Evan Williams, Twitter’s co-founder and chief executive: via NYT. Fred Wilson called this, “the kind of work General Computer was doing in Cambridge in the early 80s ” for Apple.

I think the time for filling the holes in the Twitter service has come and gone. Twitter really should have had all of that when it launched or it should have built those services right into the Twitter experience.

Fred Wilson, asking what is the equivalent to superwall and social gaming on Facebook for Twitter: via AVC. He enumerates five categories: social gaming – really?; verticals – stocktwits, but perhaps tlists; enterprise – cotweet, hootsuite, but perhaps just another hole for twitter to sell applications for managing multiple accounts to enterprises; discovery – hunch, listorious, tweetmeme, cadmus, wefollow, mrtweet, and any number of assorted efforts toward serendipity; analytics – Wilson intimates that the enterprise hole will likely be filled when he alludes to Twitter delivering better analytics to its users, particularly its marketing and business users, but he suggests that there might be enough room left over for bit.ly, Radian6, Hubspot, scout labs – perhaps room for an acquisition.

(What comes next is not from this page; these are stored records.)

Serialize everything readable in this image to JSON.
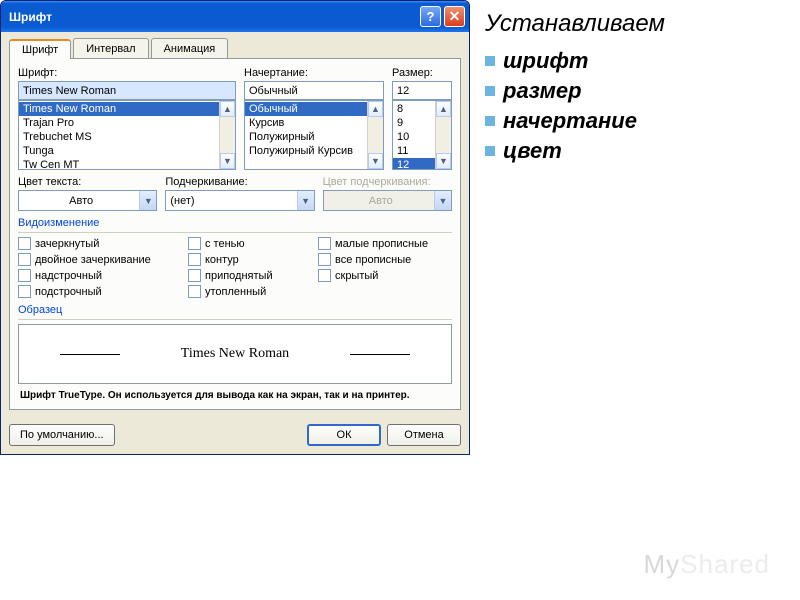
{
  "window": {
    "title": "Шрифт"
  },
  "tabs": [
    {
      "label": "Шрифт",
      "active": true
    },
    {
      "label": "Интервал",
      "active": false
    },
    {
      "label": "Анимация",
      "active": false
    }
  ],
  "labels": {
    "font": "Шрифт:",
    "style": "Начертание:",
    "size": "Размер:",
    "text_color": "Цвет текста:",
    "underline": "Подчеркивание:",
    "underline_color": "Цвет подчеркивания:",
    "effects": "Видоизменение",
    "sample": "Образец"
  },
  "fields": {
    "font_value": "Times New Roman",
    "style_value": "Обычный",
    "size_value": "12",
    "text_color_value": "Авто",
    "underline_value": "(нет)",
    "underline_color_value": "Авто"
  },
  "font_list": [
    "Times New Roman",
    "Trajan Pro",
    "Trebuchet MS",
    "Tunga",
    "Tw Cen MT"
  ],
  "font_selected": "Times New Roman",
  "style_list": [
    "Обычный",
    "Курсив",
    "Полужирный",
    "Полужирный Курсив"
  ],
  "style_selected": "Обычный",
  "size_list": [
    "8",
    "9",
    "10",
    "11",
    "12"
  ],
  "size_selected": "12",
  "effects": {
    "col1": [
      "зачеркнутый",
      "двойное зачеркивание",
      "надстрочный",
      "подстрочный"
    ],
    "col2": [
      "с тенью",
      "контур",
      "приподнятый",
      "утопленный"
    ],
    "col3": [
      "малые прописные",
      "все прописные",
      "скрытый"
    ]
  },
  "preview_text": "Times New Roman",
  "hint": "Шрифт TrueType. Он используется для вывода как на экран, так и на принтер.",
  "buttons": {
    "default": "По умолчанию...",
    "ok": "ОК",
    "cancel": "Отмена"
  },
  "slide": {
    "title": "Устанавливаем",
    "items": [
      "шрифт",
      "размер",
      "начертание",
      "цвет"
    ]
  },
  "watermark": {
    "a": "My",
    "b": "Shared"
  }
}
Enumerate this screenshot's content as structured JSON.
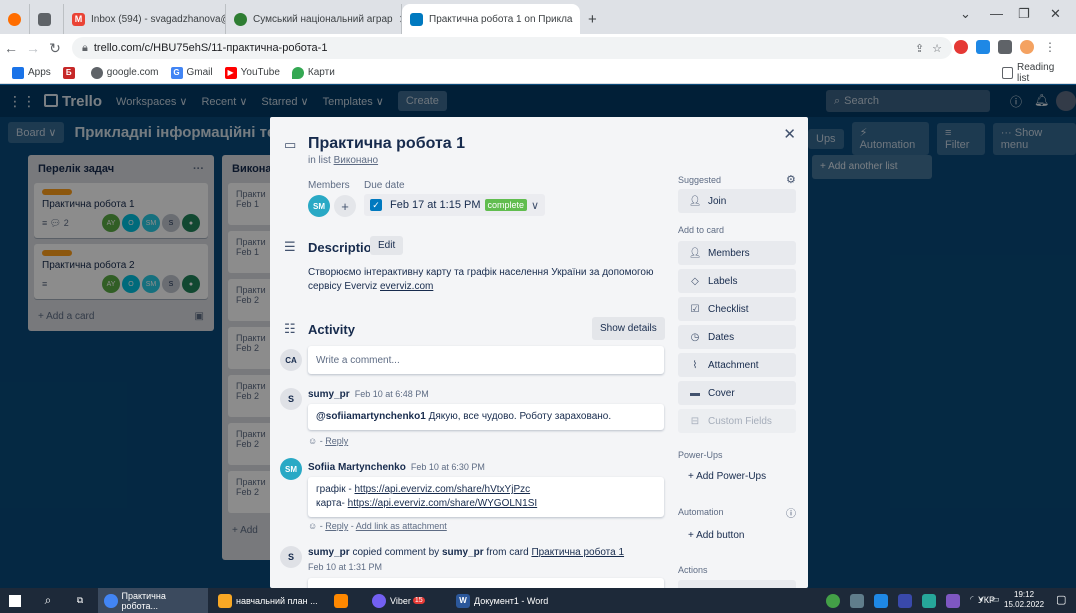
{
  "browser": {
    "tabs": [
      {
        "label": "",
        "active": false
      },
      {
        "label": "Inbox (594) - svagadzhanova@",
        "active": false
      },
      {
        "label": "Сумський національний аграр",
        "active": false
      },
      {
        "label": "Практична робота 1 on Прикла",
        "active": true
      }
    ],
    "new_tab": "+",
    "url": "trello.com/c/HBU75ehS/11-практична-робота-1",
    "bookmarks": [
      "Apps",
      "google.com",
      "Gmail",
      "YouTube",
      "Карти"
    ],
    "reading_list": "Reading list"
  },
  "trello": {
    "logo": "Trello",
    "nav": [
      "Workspaces ∨",
      "Recent ∨",
      "Starred ∨",
      "Templates ∨"
    ],
    "create": "Create",
    "search_placeholder": "Search",
    "board_btn": "Board ∨",
    "board_title": "Прикладні інформаційні техн",
    "right_buttons": [
      "Ups",
      "Automation",
      "Filter",
      "··· Show menu"
    ],
    "add_list": "+ Add another list"
  },
  "lists": {
    "list1": {
      "title": "Перелік задач",
      "more": "···",
      "cards": [
        {
          "title": "Практична робота 1",
          "badge": "2",
          "members": [
            "AY",
            "O",
            "SM",
            "S"
          ]
        },
        {
          "title": "Практична робота 2",
          "badge": "",
          "members": [
            "AY",
            "O",
            "SM",
            "S"
          ]
        }
      ],
      "add": "+ Add a card"
    },
    "list2": {
      "title": "Виконан",
      "cards": [
        "Практи",
        "Практи",
        "Практи",
        "Практи",
        "Практи",
        "Практи",
        "Практи"
      ],
      "dates": [
        "Feb 1",
        "Feb 1",
        "Feb 2",
        "Feb 2",
        "Feb 2",
        "Feb 2",
        "Feb 2"
      ],
      "add": "+ Add"
    }
  },
  "modal": {
    "title": "Практична робота 1",
    "in_list_prefix": "in list",
    "in_list": "Виконано",
    "members_label": "Members",
    "due_label": "Due date",
    "member_avatar": "SM",
    "add_member": "+",
    "due_value": "Feb 17 at 1:15 PM",
    "due_status": "complete",
    "description_h": "Description",
    "edit": "Edit",
    "description": "Створюємо інтерактивну карту та графік населення України за допомогою сервісу Everviz ",
    "description_link": "everviz.com",
    "activity_h": "Activity",
    "show_details": "Show details",
    "comment_avatar": "CA",
    "comment_placeholder": "Write a comment...",
    "comments": [
      {
        "avatar": "S",
        "author": "sumy_pr",
        "time": "Feb 10 at 6:48 PM",
        "mention": "@sofiiamartynchenko1",
        "text": " Дякую, все чудово. Роботу зараховано.",
        "reply": "Reply"
      },
      {
        "avatar": "SM",
        "author": "Sofiia Martynchenko",
        "time": "Feb 10 at 6:30 PM",
        "line1_prefix": "графік - ",
        "line1_link": "https://api.everviz.com/share/hVtxYjPzc",
        "line2_prefix": "карта- ",
        "line2_link": "https://api.everviz.com/share/WYGOLN1SI",
        "reply": "Reply",
        "attach": "Add link as attachment"
      },
      {
        "avatar": "S",
        "author": "sumy_pr",
        "action": " copied comment by ",
        "author2": "sumy_pr",
        "from": " from card ",
        "card_link": "Практична робота 1",
        "time": "Feb 10 at 1:31 PM"
      }
    ],
    "sidebar": {
      "suggested": "Suggested",
      "join": "Join",
      "add_to_card": "Add to card",
      "members": "Members",
      "labels": "Labels",
      "checklist": "Checklist",
      "dates": "Dates",
      "attachment": "Attachment",
      "cover": "Cover",
      "custom_fields": "Custom Fields",
      "powerups_h": "Power-Ups",
      "add_powerups": "+ Add Power-Ups",
      "automation_h": "Automation",
      "add_button": "+ Add button",
      "actions_h": "Actions"
    }
  },
  "taskbar": {
    "items": [
      "Практична робота...",
      "навчальний план ...",
      "Viber",
      "Документ1 - Word"
    ],
    "viber_badge": "15",
    "lang": "УКР",
    "time": "19:12",
    "date": "15.02.2022"
  },
  "colors": {
    "accent": "#0079bf",
    "trello_header": "#033a65",
    "label_orange": "#ff9f1a",
    "complete_green": "#61bd4f"
  }
}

This whole thing has really turned the developer ecosystem upside down…I believe this is a great opening for Twitter’s competitors to woo developers over to other platforms such as Facebook.  I’ve had conversations with numerous other companies and developers and the overriding theme in all of those was the need to ‘distance ourselves from Twitter.’

Paul McDonald, the developer of UberTwitter, relating “quite a shock”: via WSJ

To be clear, we are going to work hard to improve our product, add new functionality, make acquisitions when it’s in the best interest of users and the whole ecosystem at large. Each one of those things has the potential to upset a company or developer that may have been building in that space and they then have to look for new ways to create value for users.